Update on my young patient with the probable neuromuscular disease. He FINALLY got to see the specialist neurologist in his HMO that treats people with this disorder. It was a TOTAL bust. She told him she could "recognize it across the room" and that he didn't have it. She did just a basic neuro exam but made NO attempt to elicit the symptoms (in this particular disorder if you ask a patient to repeatedly contract a muscle it will get weaker and weaker. ) Then with no further ado she declared his disorder as "somatoform" (all in his head) and when he asked about treatment was told curtly to just go back to his psychiatrist!

(Btw - if you only diagnose the cases you can "see across the room" you are DEFINITELY missing cases!)
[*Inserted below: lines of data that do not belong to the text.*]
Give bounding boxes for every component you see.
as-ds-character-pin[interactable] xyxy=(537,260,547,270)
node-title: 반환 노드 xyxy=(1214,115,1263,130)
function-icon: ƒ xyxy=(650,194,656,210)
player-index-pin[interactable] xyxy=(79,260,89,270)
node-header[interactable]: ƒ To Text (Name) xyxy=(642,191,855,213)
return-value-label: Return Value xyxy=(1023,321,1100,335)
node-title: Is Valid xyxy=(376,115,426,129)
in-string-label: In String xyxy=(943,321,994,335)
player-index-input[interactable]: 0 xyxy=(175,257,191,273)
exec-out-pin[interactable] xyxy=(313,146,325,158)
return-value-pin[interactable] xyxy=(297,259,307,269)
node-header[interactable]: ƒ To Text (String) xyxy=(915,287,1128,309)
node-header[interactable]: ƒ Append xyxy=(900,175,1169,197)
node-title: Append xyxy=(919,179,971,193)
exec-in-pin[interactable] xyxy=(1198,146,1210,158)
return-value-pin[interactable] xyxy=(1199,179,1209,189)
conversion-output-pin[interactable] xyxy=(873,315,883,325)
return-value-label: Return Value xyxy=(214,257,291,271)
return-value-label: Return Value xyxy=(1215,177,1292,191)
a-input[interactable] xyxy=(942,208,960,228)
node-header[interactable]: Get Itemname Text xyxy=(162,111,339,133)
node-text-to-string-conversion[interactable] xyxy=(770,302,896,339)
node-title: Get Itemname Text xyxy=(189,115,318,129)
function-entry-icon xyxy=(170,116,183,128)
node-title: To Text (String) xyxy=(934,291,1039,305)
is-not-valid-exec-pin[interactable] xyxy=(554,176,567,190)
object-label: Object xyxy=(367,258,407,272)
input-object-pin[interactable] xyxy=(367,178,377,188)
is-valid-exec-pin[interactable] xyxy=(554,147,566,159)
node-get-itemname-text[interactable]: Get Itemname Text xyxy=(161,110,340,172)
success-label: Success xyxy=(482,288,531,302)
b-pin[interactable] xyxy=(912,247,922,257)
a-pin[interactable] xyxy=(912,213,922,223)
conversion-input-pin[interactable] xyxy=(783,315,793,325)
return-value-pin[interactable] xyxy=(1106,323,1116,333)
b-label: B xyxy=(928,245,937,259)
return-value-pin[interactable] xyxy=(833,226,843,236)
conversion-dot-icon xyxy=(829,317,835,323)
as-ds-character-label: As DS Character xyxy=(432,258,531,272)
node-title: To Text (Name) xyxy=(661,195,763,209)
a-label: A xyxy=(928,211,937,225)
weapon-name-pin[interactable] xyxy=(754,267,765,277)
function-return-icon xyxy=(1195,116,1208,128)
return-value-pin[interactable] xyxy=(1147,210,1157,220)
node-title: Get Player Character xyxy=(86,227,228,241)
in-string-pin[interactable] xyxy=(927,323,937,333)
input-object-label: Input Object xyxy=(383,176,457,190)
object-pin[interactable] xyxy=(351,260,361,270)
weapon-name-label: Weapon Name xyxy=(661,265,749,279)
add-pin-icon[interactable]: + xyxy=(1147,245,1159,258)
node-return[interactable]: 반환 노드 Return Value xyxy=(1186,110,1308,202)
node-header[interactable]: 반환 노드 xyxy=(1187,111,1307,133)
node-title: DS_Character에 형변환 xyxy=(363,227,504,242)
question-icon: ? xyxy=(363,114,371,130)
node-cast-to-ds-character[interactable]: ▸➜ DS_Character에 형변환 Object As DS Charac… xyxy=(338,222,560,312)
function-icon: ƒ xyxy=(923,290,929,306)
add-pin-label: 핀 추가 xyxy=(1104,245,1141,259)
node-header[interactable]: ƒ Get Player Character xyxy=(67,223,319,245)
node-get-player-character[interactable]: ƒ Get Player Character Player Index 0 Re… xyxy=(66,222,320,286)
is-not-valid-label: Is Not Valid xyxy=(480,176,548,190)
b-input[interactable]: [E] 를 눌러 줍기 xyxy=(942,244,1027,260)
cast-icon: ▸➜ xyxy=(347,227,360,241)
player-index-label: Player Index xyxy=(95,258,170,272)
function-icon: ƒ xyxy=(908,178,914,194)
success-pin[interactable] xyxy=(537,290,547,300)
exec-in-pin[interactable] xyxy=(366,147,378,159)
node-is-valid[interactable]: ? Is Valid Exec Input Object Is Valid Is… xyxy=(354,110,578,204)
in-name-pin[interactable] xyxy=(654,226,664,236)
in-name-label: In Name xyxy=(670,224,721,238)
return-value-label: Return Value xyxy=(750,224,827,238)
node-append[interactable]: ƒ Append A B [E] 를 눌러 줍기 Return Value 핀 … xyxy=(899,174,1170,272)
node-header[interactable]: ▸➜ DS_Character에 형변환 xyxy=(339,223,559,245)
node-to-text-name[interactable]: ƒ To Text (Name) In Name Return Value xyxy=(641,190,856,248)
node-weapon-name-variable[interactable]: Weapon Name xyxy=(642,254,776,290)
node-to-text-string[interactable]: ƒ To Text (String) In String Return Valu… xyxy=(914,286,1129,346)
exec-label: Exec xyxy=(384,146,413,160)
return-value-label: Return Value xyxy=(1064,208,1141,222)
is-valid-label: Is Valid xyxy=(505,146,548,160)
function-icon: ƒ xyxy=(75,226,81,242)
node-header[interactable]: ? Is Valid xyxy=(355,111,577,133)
I was so mad, I had steam coming out of my ears. So I called up a local private neurologist who is listed on the foundation list for people with this disorder to get a curbside consult. I asked her "I need to know if I'M crazy or they are?". I reviewed the case history with her and his symptoms. Her first question was "have they done a repetitive stim EMG?" which is the next logical step in the workup - which of course they will not. She said it really did sound like the disorder I think it is and agreed with my plan to go ahead and try him on the medication that is usually used for this to see if he improves (that would be diagnostic also). She was just as appalled as I was at his treatment by them. It was such a RELIEF to have my assessment validated. It;s pretty disorienting when something looks just like a duck and quacks just like a duck and the specialists are saying it's not a duck.

He'd have to pay out of pocket to go see her but if this works I'm going to fight to see if we can get his HMO to approve him seeing her.

It makes me so mad because I know what is happening here. It's a combination of arrogance ("how dare the patient look up their symptoms on the internet and ask for a workup for the disorder that EXACTLY MATCHES his symptoms? Doesn't he know I am the almighty poobah?") and prejudice ("this obese trans man with a bipolar diagnosis makes me feel weird so I can't see past that to see what a genuinely kind and smart person he is and treat him with respect").